Signed at a crucial juncture of the 1986/87 season, in electing to join Everton from Leeds for £840,000, Ian Snodin snubbed Liverpool and immediately endeared himself to a generation of Evertonians. A fine, competitive midfielder, who combined a vigorous, energetic style with rare grace, Snodin was a hugely effective – even inspirational – component during Everton’s title run in.

A fiercely proud Yorkshireman, who later took the step of having his son born within the county boundaries so that he was eligible to play for its cricket team, Snodin had started off at Doncaster Rovers, amassing nearly 200 appearances by the age of 21, before making the switch to Leeds United in the summer of 1985. He succeeded Peter Lorimer as Leeds captain and his performances in the Second Division earned him the Goodison move eighteen months later.

Gritty, composed, an accomplished passer of the ball, and a formidable tackler Snodin had attracted comparisons to Bryan Robson during his Leeds days and in his early appearances the hype seemed to be justified. Certainly at the age of just 23, the potential was there for Snodin to blossom into an outstanding player. Snodin plugged the gap left by Paul Bracewell, a long-term injury absentee, and as the season approached its critical phase Snodin’s form, like that of his new team, was magnificent.

His best form for Everton came when he was tried as an auxiliary right back during the 1988/89 season. Snodin slotted in as if he had played his entire career there. His form earned him an England call up for a friendly against Greece in February 1989 and there were hopes that he could oust Gary Stevens, now a Rangers player, from the national team. Alas, Snodin, who earned England B and under 21 recognition, was forced to withdraw prior to the game with a hamstring problem, which, over the following year proved recurrent – limiting his chances at Goodison.

There followed a two year long injury nightmare, in which Snodin failed to make a single appearance. Defying fears that injury would force his premature retirement, Snodin returned to the Everton in Autumn 1992. Howard Kendall likened Snodin’s return to the signing of ‘a million pound player.’ Such was his commitment that he was often found wearily hobbling away after the match following a bruising battle.

Injury and age, however, had taken their toll on Snodin, while Everton were a poor side.  During the 1993/94 season, after another injury hampered start, Snodin returned at right back, then centre back before returning to right back again; offering heart and experience in Everton’s ultimately successful fight for Premiership survival.

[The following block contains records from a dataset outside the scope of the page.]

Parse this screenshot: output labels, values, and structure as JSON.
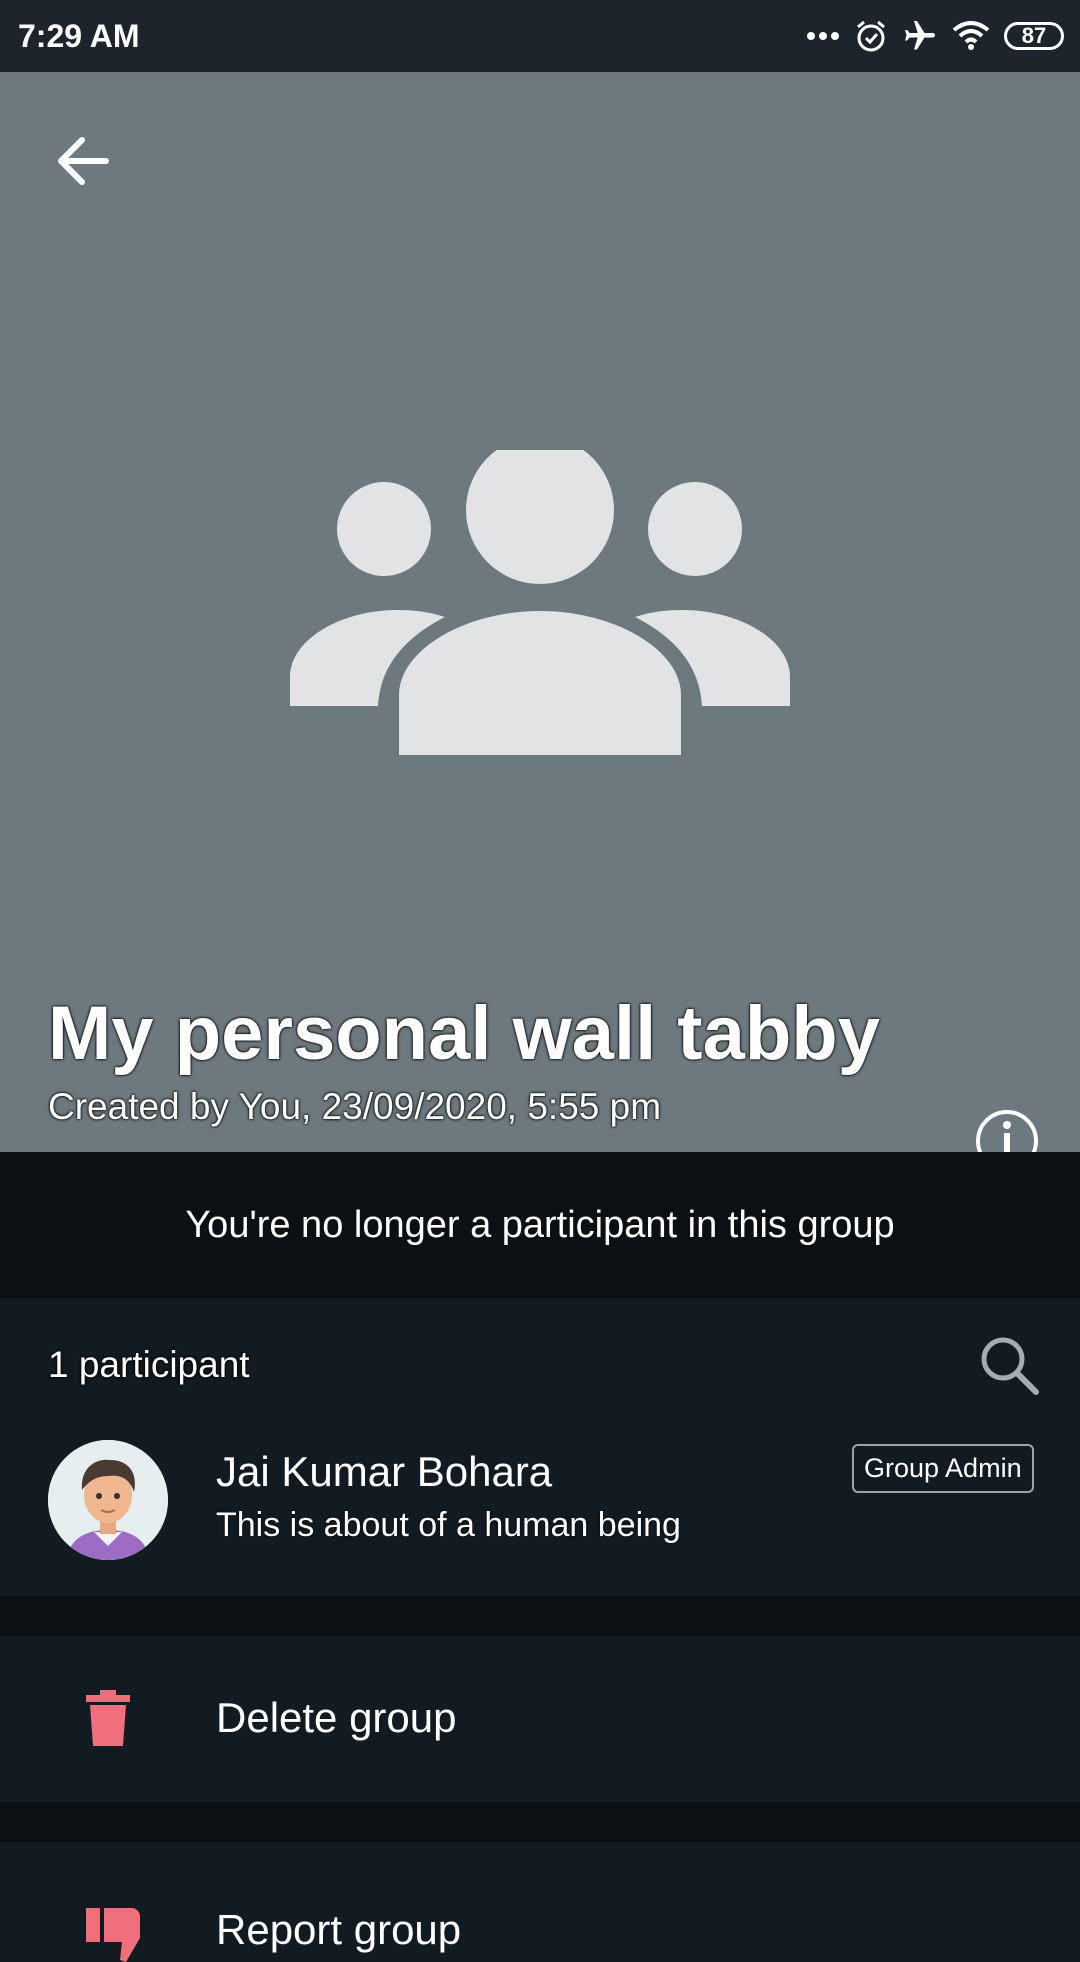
{
  "status_bar": {
    "time": "7:29 AM",
    "battery": "87",
    "icons": [
      "more-dots-icon",
      "alarm-icon",
      "airplane-icon",
      "wifi-icon",
      "battery-icon"
    ]
  },
  "header": {
    "back_icon": "arrow-left-icon",
    "avatar_icon": "group-icon",
    "title": "My personal wall tabby",
    "subtitle": "Created by You, 23/09/2020, 5:55 pm",
    "info_icon": "info-icon",
    "background": "#6d797e"
  },
  "notice": {
    "text": "You're no longer a participant in this group"
  },
  "participants": {
    "count_label": "1 participant",
    "search_icon": "search-icon",
    "members": [
      {
        "name": "Jai Kumar Bohara",
        "status": "This is about of a human being",
        "badge": "Group Admin"
      }
    ]
  },
  "actions": {
    "delete_label": "Delete group",
    "delete_icon": "trash-icon",
    "report_label": "Report group",
    "report_icon": "thumbs-down-icon",
    "danger_color": "#ef6f7d"
  }
}
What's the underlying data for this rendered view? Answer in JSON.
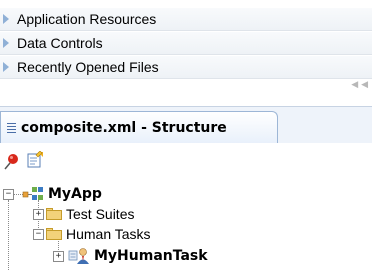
{
  "accordion": {
    "items": [
      {
        "label": "Application Resources"
      },
      {
        "label": "Data Controls"
      },
      {
        "label": "Recently Opened Files"
      }
    ]
  },
  "structure_panel": {
    "tab_title": "composite.xml - Structure"
  },
  "toolbar": {
    "icons": [
      "pin-icon",
      "edit-properties-icon"
    ]
  },
  "tree": {
    "root": {
      "label": "MyApp",
      "expander": "−"
    },
    "children": [
      {
        "label": "Test Suites",
        "expander": "+"
      },
      {
        "label": "Human Tasks",
        "expander": "−"
      }
    ],
    "grandchild": {
      "label": "MyHumanTask",
      "expander": "+"
    }
  },
  "colors": {
    "accent": "#8fb0d6",
    "tab_border": "#9db6d6",
    "folder": "#f3d27a"
  }
}
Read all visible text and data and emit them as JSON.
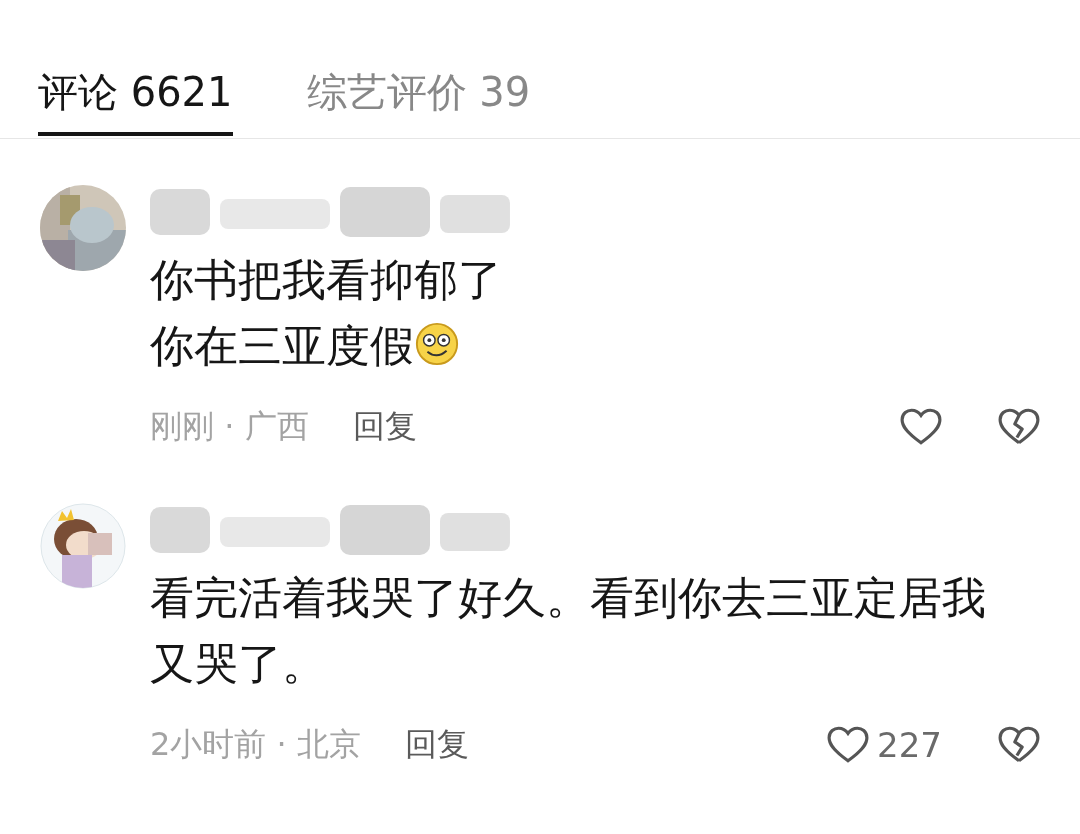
{
  "tabs": [
    {
      "label": "评论 6621",
      "selected": true
    },
    {
      "label": "综艺评价 39",
      "selected": false
    }
  ],
  "comments": [
    {
      "avatar": {
        "kind": "picture"
      },
      "lines": [
        "你书把我看抑郁了",
        "你在三亚度假"
      ],
      "emoji": true,
      "time_location": "刚刚 · 广西",
      "reply": "回复",
      "liked": false
    },
    {
      "avatar": {
        "kind": "picture"
      },
      "lines": [
        "看完活着我哭了好久。看到你去三亚定居我又哭了。"
      ],
      "emoji": false,
      "time_location": "2小时前 · 北京",
      "reply": "回复",
      "likes": "227",
      "liked": false
    }
  ]
}
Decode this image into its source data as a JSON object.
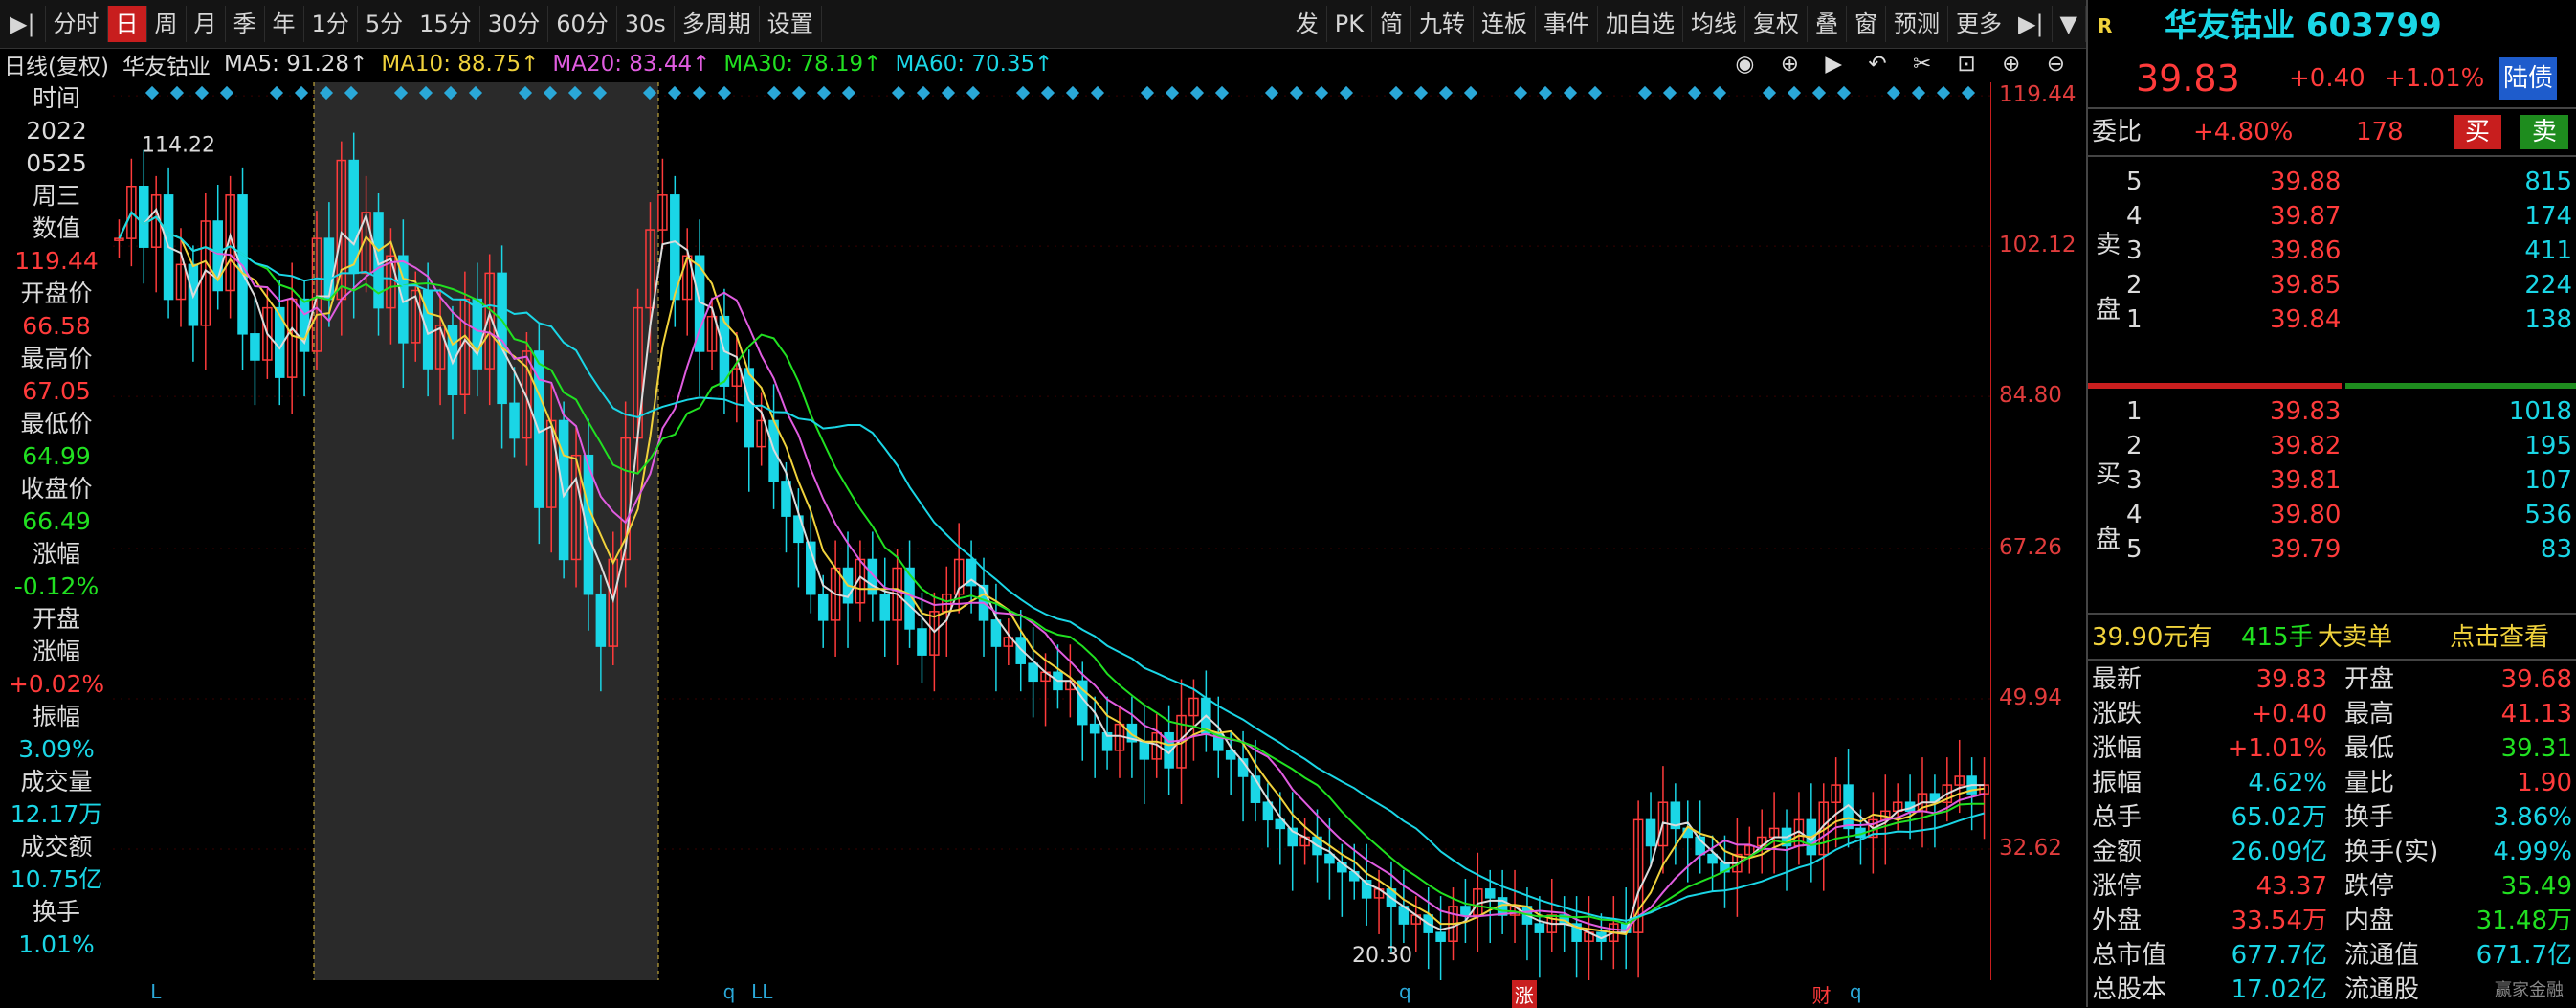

Snodin was edged from contention the during the 1994/95 season and allowed to join Oldham Athletic on a free transfer in January 1995. He later played for Scarborough, before returning to Doncaster for 18 months as player-manager in 1998.  Snodin, whose older brother Glynn played for a number of Yorkshire clubs and alongside Ian at Doncaster, has since forged a successful media career. He remains a regular visitor to Goodison Park and is a popular figure among fans.